A helpful question to ask is: Who at school would you go to if something went wrong? Who helps you feel better when you’re not okay? Who’s your favourite adult at school?
If your young person can’t answer this question confidently, it doesn’t necessarily mean there is a problem at school. Relationships take time, and kids aren’t meant to feel safe with every adult. What it means is that there is some work that needs to be done. What’s important is that someone is taking responsibility for building that connection, and that building the relationship is being prioritised. If this is happening, the felt relational safety will come in time.
Another foundational need that has to be met before children can fully engage in learning is ‘mattering’. Mattering is about feeling valued and feeling like I’m doing has meaning. It doesn’t have to come from grades or schoolwork, and for so many kids, it probably won’t. But it has to come from somewhere.
Too many kids are struggling right now at school, even those from loving, responsive families and in loving, responsive schools. Sometimes these struggles show themselves with a roar, sometimes with nothing at all.
Too many kids are feeling no sense at all that they matter. They don’t feel they are doing something that matters, and they don’t feel like they matter to others.
Too many of them will go weeks at school without hearing their name in a way that makes them feel seen, cared for, and valued.
Too many of them are showing up at school, but they are noticed more when they don’t, even if only by the unticked box beside their name.
For too many kids, we are asking them to show up when they don’t feel like they have anything to offer, or anything at all to show up for. Why wouldn’t they struggle?
For school to matter to children, they need to feel like they matter at school. If we want young people to be engaged, regulated, and able to learn, the mattering and the felt sense of being liked have to come from somewhere. None of us can ‘show up’ fully if we feel unseen, ‘tolerated’, or as though we don’t matter.
There are so many ways to help kids feel seen, cared for, and valued that have nothing to do with schoolwork, but which can work to engage them in schoolwork. Little things make a big difference.
We also have to let our teachers and school support staff know how much they matter. They are the greatest providers of ‘mattering’ in our schools and for our young people.

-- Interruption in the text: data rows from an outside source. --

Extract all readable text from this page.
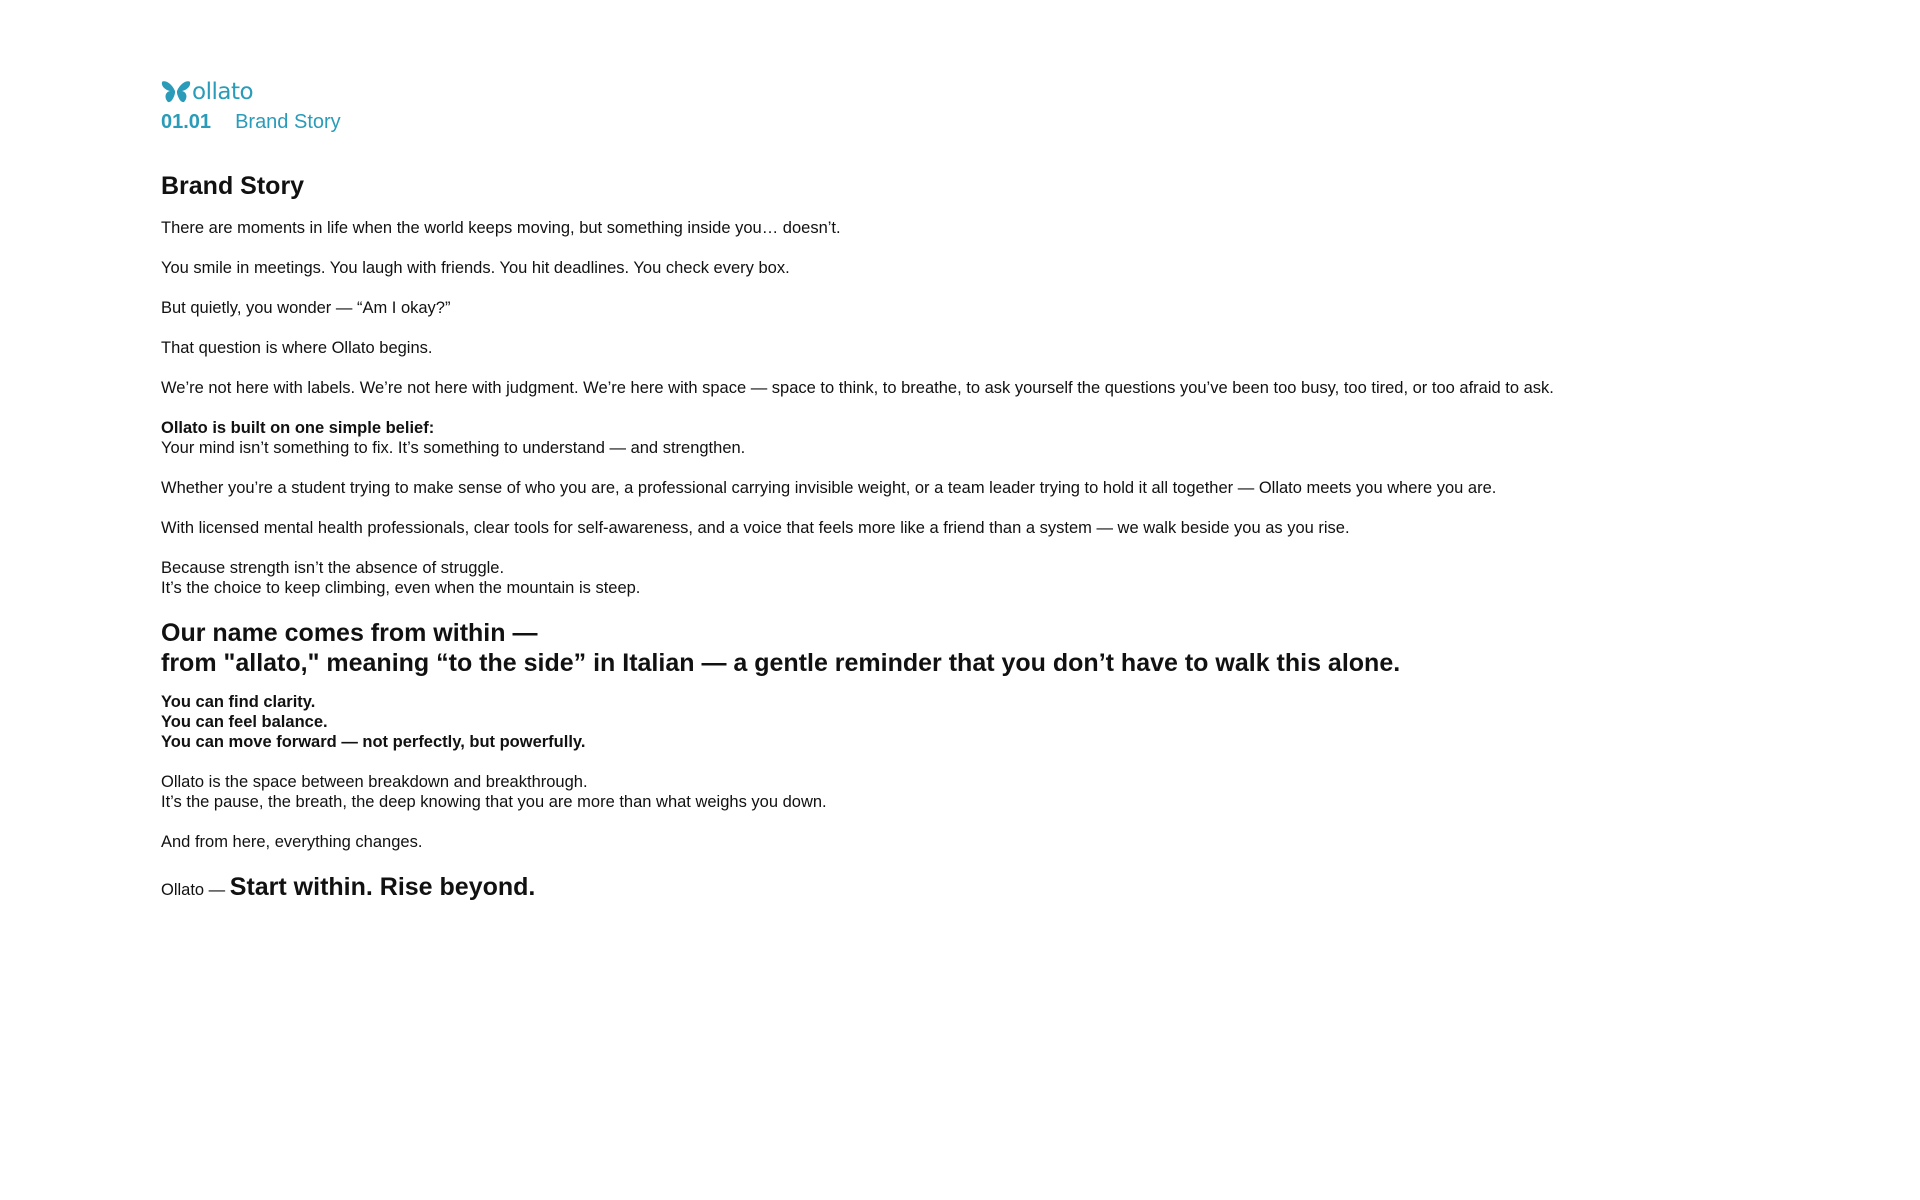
ollato
01.01 Brand Story
Brand Story

There are moments in life when the world keeps moving, but something inside you… doesn’t.

You smile in meetings. You laugh with friends. You hit deadlines. You check every box.

But quietly, you wonder — “Am I okay?”

That question is where Ollato begins.

We’re not here with labels. We’re not here with judgment. We’re here with space — space to think, to breathe, to ask yourself the questions you’ve been too busy, too tired, or too afraid to ask.

Ollato is built on one simple belief:
Your mind isn’t something to fix. It’s something to understand — and strengthen.

Whether you’re a student trying to make sense of who you are, a professional carrying invisible weight, or a team leader trying to hold it all together — Ollato meets you where you are.

With licensed mental health professionals, clear tools for self-awareness, and a voice that feels more like a friend than a system — we walk beside you as you rise.

Because strength isn’t the absence of struggle.
It’s the choice to keep climbing, even when the mountain is steep.

Our name comes from within —
from "allato," meaning “to the side” in Italian — a gentle reminder that you don’t have to walk this alone.

You can find clarity.
You can feel balance.
You can move forward — not perfectly, but powerfully.

Ollato is the space between breakdown and breakthrough.
It’s the pause, the breath, the deep knowing that you are more than what weighs you down.

And from here, everything changes.

Ollato — Start within. Rise beyond.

My oldest child used to be so liked in the earliest years of elementary school. Everyone knew her name and wanted to be her friend. But slowly over the years things have drastically changed. She struggles to go to school. She is quiet. She puts her chin down and cries a lot. It’s hard for her to smile, laugh or notice the happy and positive of the day anymore. She has made statements of concern about wanting to be alive. And when she’s around other kids close to her age, it is rare now that she engages. She still cries about this last school year. She was the only quiet kid in her classroom and not one kid in her class clicked with her as a friend. She felt like she never found a friend. I have tried so hard to teach her coping skills, friendliness skills, and ever talked to her teacher on a few occasions in person. Yet, she seems so much more defeated. How do I help her? I don’t want to remove her struggles but help aid her through it.
I am reading the book Never Enough by Jennifer Breheny Wallace and she talks about Mattering as well. She emphasizes that mattering only because of grades or excelling in a sport or instrument is unhealthy. And that seems to be the only times kids feel like they matter.